Come quando fuori piove, e tu hai addormentato principessa e tua moglie principino, e ti aggiri furtivo per le stanze alla ricerca del tesoro. Mia moglie, come tutte le donne, ha una capacità geneticamente avanzata di nascondere le migliori cibarie in casa. Io mi guardo attorno furtivo, con uno specchietto posto in cima ad un bastone per selfie controllo il corridoio nascosto dietro la porta, via libera, il furiere non è di ronda.

Sento un rumore nel bagno e faccio scattare il cronometro sul mio orologio: ho esattamente centoventi minuti per compiere l’operazione “Fotti i Fonzies”. Questo è il lasso di tempo minimo occorrente a una donna per uscire dal bagno dopo che ha emesso l’ultimo rumore.

Metto un passo sopra l’alto, e poi metto un passo sul quadratino della Lego. Gli angoli dei quadratini delle costruzioni hanno un’acutezza non esistente in rerum natura. Ti si conficca giusto al centro della pianta, lì dove sei più sensibile.

L’urlo di Munch credo sia stato dipinto avendo per modello un papà che calpesta un pezzo di lego. Ne sono più che certo.

Apro la credenza. Apro la confezione di Galletti del Mulino facendo attenzione a non fare rumore, il che è impresa da ninja del quarto livello di Yin (non so cosa sia il quarto livello di Yin, né so cosa sia né se esista uno Yin, ma confessate che suonava bene). Mollo la molletta sul ripiano (del resto, se si chiama molletta, un motivo ci sarà [che a ben pensarci (scusandomi per le troppe parentesi) porta un poco sfiga chiamare “molletta” un oggetto che tutto dovrebbe fare tranne che mollare la presa, come se chiamassimo “Bucatino” un profilattico, non so se rendo]). Mentre sgranocchio tenendo un panno intorno alla mascella per non far rumore, rivolto il mobile ma dei Fonzies nemmeno la gialla ombra.
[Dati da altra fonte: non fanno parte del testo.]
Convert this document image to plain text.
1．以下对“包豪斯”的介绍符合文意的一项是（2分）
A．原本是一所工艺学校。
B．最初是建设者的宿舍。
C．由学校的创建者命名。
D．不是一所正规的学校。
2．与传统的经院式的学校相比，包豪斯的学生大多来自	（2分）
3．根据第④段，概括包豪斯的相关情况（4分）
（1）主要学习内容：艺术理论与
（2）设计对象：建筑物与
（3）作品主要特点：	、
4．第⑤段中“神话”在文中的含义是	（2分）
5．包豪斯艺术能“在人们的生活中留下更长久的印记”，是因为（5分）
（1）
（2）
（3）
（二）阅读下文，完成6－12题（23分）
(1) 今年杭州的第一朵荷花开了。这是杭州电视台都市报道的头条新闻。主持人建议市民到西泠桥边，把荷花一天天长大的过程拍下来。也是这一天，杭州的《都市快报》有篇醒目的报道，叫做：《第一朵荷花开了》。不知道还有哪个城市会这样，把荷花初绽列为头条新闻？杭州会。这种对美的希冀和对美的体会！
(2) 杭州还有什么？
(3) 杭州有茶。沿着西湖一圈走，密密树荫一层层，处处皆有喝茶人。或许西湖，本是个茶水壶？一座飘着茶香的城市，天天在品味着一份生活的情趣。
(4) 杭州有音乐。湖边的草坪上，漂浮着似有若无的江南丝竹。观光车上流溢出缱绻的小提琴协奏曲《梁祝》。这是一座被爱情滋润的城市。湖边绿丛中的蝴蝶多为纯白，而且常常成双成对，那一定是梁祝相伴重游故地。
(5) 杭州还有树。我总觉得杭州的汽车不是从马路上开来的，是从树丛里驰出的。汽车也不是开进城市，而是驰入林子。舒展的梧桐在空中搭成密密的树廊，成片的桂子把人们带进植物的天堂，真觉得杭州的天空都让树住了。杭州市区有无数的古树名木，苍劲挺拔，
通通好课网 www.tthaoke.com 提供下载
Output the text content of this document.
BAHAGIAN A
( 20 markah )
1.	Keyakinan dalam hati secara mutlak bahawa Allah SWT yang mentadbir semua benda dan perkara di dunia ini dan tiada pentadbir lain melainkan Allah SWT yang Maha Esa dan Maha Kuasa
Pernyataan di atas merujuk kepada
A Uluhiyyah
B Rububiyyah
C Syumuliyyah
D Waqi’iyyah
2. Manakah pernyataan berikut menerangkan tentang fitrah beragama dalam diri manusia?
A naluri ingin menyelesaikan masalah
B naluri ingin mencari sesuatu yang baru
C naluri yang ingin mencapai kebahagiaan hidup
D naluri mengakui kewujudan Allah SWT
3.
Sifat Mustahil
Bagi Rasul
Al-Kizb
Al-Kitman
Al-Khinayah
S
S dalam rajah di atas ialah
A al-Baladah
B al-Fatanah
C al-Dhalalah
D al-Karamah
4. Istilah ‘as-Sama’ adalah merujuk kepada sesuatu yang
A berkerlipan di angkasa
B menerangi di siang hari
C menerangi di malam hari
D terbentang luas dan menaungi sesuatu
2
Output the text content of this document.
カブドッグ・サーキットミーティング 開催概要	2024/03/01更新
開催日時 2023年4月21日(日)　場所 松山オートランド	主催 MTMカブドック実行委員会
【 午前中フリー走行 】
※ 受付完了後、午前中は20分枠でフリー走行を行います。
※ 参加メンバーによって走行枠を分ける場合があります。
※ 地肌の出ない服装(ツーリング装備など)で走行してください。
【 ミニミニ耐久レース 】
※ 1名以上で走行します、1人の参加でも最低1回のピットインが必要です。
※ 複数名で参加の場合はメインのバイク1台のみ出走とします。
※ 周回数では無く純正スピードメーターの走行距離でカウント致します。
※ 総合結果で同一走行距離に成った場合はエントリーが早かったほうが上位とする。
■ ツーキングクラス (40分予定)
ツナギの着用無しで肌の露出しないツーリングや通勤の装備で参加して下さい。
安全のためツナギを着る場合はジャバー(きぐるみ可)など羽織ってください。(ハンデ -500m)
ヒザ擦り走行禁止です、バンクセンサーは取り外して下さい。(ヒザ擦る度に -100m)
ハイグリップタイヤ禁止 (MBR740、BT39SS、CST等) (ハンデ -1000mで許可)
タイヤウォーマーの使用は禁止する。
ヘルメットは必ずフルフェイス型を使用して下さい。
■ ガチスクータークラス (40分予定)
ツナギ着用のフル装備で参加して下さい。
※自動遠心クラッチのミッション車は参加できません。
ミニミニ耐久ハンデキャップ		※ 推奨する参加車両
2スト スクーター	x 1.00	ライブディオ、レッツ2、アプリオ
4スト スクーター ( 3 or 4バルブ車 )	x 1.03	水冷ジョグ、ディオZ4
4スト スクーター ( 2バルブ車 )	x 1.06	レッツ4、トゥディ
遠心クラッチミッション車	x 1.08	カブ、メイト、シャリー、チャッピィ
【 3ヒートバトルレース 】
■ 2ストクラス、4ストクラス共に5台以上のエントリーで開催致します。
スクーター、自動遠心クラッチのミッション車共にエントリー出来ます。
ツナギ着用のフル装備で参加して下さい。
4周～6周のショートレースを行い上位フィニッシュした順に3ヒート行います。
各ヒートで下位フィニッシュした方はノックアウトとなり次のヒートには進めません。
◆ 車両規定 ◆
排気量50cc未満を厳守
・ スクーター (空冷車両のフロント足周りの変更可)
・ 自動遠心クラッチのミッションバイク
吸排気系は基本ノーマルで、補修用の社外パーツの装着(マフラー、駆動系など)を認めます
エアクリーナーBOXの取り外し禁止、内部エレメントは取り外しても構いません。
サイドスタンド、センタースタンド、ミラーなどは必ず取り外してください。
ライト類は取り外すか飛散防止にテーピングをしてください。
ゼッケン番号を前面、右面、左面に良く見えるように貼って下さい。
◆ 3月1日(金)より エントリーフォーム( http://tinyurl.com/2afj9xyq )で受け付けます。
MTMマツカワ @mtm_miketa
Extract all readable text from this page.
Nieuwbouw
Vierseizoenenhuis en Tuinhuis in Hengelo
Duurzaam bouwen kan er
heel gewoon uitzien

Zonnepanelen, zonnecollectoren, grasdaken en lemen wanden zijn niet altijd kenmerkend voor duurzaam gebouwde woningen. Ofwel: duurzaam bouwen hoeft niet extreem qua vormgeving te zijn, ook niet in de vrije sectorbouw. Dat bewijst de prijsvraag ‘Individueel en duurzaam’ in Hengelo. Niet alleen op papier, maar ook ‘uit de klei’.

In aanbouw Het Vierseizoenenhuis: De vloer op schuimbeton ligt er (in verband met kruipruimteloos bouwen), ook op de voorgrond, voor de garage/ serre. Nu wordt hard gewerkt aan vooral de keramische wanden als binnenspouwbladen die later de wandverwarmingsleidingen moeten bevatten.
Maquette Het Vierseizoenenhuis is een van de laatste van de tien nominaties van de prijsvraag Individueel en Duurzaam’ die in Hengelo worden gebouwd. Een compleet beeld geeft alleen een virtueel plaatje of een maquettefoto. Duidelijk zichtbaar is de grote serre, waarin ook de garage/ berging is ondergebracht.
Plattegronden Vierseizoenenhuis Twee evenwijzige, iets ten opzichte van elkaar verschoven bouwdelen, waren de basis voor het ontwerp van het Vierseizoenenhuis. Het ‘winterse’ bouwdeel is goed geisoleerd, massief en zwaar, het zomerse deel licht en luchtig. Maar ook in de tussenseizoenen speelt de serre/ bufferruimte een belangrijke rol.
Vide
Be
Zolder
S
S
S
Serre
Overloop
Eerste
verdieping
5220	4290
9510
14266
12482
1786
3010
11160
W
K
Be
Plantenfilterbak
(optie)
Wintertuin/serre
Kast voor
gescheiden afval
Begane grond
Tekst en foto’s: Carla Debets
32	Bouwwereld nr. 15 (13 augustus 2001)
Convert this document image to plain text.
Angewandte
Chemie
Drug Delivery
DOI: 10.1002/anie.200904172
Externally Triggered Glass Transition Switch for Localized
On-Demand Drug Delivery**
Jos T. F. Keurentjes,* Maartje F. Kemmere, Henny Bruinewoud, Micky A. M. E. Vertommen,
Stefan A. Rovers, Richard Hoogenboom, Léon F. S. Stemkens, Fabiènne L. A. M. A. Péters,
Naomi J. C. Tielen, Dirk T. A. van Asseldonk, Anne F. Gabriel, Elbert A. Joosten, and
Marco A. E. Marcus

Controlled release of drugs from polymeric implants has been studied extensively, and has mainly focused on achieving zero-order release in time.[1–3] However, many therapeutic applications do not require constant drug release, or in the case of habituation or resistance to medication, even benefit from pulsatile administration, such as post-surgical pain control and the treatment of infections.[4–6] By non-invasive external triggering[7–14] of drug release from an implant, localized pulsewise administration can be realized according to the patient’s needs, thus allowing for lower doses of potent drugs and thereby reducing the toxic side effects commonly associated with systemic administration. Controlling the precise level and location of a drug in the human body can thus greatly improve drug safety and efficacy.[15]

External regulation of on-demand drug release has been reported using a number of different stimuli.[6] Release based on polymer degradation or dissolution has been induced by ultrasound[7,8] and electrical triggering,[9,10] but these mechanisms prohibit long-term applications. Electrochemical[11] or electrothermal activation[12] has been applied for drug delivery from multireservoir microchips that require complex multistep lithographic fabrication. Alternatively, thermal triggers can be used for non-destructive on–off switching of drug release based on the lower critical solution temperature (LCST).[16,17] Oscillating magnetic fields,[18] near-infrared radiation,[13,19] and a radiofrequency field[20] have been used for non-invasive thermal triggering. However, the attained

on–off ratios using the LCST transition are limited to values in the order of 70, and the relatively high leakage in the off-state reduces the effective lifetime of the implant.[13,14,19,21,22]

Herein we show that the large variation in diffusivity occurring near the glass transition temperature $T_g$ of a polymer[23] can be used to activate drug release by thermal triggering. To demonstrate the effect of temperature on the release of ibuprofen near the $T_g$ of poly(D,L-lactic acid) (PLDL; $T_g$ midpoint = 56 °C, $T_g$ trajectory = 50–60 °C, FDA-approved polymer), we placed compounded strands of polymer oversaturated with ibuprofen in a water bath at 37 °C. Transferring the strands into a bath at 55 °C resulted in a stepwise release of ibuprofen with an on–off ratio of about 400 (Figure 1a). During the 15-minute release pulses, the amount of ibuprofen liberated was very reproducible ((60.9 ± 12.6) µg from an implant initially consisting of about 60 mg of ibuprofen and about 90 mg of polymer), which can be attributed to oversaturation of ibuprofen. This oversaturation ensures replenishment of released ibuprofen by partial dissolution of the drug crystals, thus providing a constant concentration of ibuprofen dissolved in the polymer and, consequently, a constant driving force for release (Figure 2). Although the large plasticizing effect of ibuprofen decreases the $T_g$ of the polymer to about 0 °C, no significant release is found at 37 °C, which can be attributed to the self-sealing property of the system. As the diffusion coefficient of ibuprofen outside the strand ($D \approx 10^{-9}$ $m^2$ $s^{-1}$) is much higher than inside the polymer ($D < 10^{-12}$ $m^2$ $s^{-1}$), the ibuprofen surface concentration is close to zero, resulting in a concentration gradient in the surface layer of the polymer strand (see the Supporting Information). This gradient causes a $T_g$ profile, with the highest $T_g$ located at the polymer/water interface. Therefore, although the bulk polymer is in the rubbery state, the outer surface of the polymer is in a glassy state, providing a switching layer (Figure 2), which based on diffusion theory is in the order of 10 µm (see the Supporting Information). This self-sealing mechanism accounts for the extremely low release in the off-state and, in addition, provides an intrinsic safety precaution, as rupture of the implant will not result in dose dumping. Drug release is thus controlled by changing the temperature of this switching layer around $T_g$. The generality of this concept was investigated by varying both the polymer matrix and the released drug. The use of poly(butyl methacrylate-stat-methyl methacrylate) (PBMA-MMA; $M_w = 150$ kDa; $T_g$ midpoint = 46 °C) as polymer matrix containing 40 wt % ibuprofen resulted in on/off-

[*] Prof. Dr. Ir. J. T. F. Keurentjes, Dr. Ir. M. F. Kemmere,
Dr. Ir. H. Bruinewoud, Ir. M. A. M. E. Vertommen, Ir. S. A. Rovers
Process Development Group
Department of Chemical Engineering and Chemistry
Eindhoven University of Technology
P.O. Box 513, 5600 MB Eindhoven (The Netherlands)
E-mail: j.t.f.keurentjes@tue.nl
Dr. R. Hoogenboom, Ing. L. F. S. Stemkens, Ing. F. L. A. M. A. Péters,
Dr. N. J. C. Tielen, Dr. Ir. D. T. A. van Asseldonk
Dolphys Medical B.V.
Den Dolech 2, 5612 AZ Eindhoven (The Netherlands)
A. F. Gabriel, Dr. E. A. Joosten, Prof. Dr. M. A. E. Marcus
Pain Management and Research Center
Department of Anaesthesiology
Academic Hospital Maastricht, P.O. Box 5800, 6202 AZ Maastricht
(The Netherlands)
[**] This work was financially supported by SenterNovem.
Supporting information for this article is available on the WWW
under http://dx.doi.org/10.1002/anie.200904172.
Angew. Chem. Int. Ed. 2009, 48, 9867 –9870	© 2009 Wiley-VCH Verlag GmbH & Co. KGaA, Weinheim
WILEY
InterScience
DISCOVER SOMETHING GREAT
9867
Provo nelle pentole. Ogni tanto lo fa, il furiere, nasconde le cibarie nelle pentole con i copechi sopra. Mi sparo tutta la batteria ma niente.

Un rumore di passi mi fa sobbalzare. Rimetto a posto in fretta il prosciutto da 25 Kg che avevo sfilato dal gancio, con un calcio faccio rientrare il cassetto basso delle pentole e ingoio le tre uova sode con tutto il guscio che avevo preso dal tuppleware. Nascondo la buccia di banana nella tasca posteriore del pigiama e riavvito il tappo del cartone di latte dal quale ho bevuto a gargarozzo illuminato solo dalla lucina del frigo (continuo a chiedermi perché il freezer non abbia mai lucine).

In realtà è solo mia figlia che ha sete. Le porgo un bicchiere d’acqua e le dico di tornare a dormire. Lei mi guarda imbronciata e non molla la manina. Mi tocca il secondo turno.

Appena ronfa, torno in missione. Da un mobiletto in alto frugo con le dita e quasi mi trancio un polpastrello: il pirulicchio del tritatutto con le lame affusolate mi sbuccia come una mela. Una copiosa e immane goccia di sangue cade per terra ma prima che essa sbatta sul pavimento ci arriva la mia capoccia: sono svenuto per l’eccessiva perdita di sangue (1 decimo di milionesimo di millilitro). Rinvengo barcollando e adesso più che mai ci vogliono i miei Fonzies. Questione di vita o di morte. Apro la vetrinetta anche se è trasparente, alzo il divano, ormai sono una furia, sposto la TV, mi arrampico sopra il camino, scendo in cantina, guardo nella cassetta del water dove si raccolgono le acque dello sciacquone, infilo il dito nel buco al centro del rotolo della carta igienica, apro la cassaforte, ma niente, maledetti Fonzies non si trovano.

Torno a letto mesto.

Mi infilo nel fodero e sento uno strano sgranocchìo.

Mia moglie si gira e fa:

“Cercavi mica questo?”.

Dura la vita di un Homer ninja.

Durissima.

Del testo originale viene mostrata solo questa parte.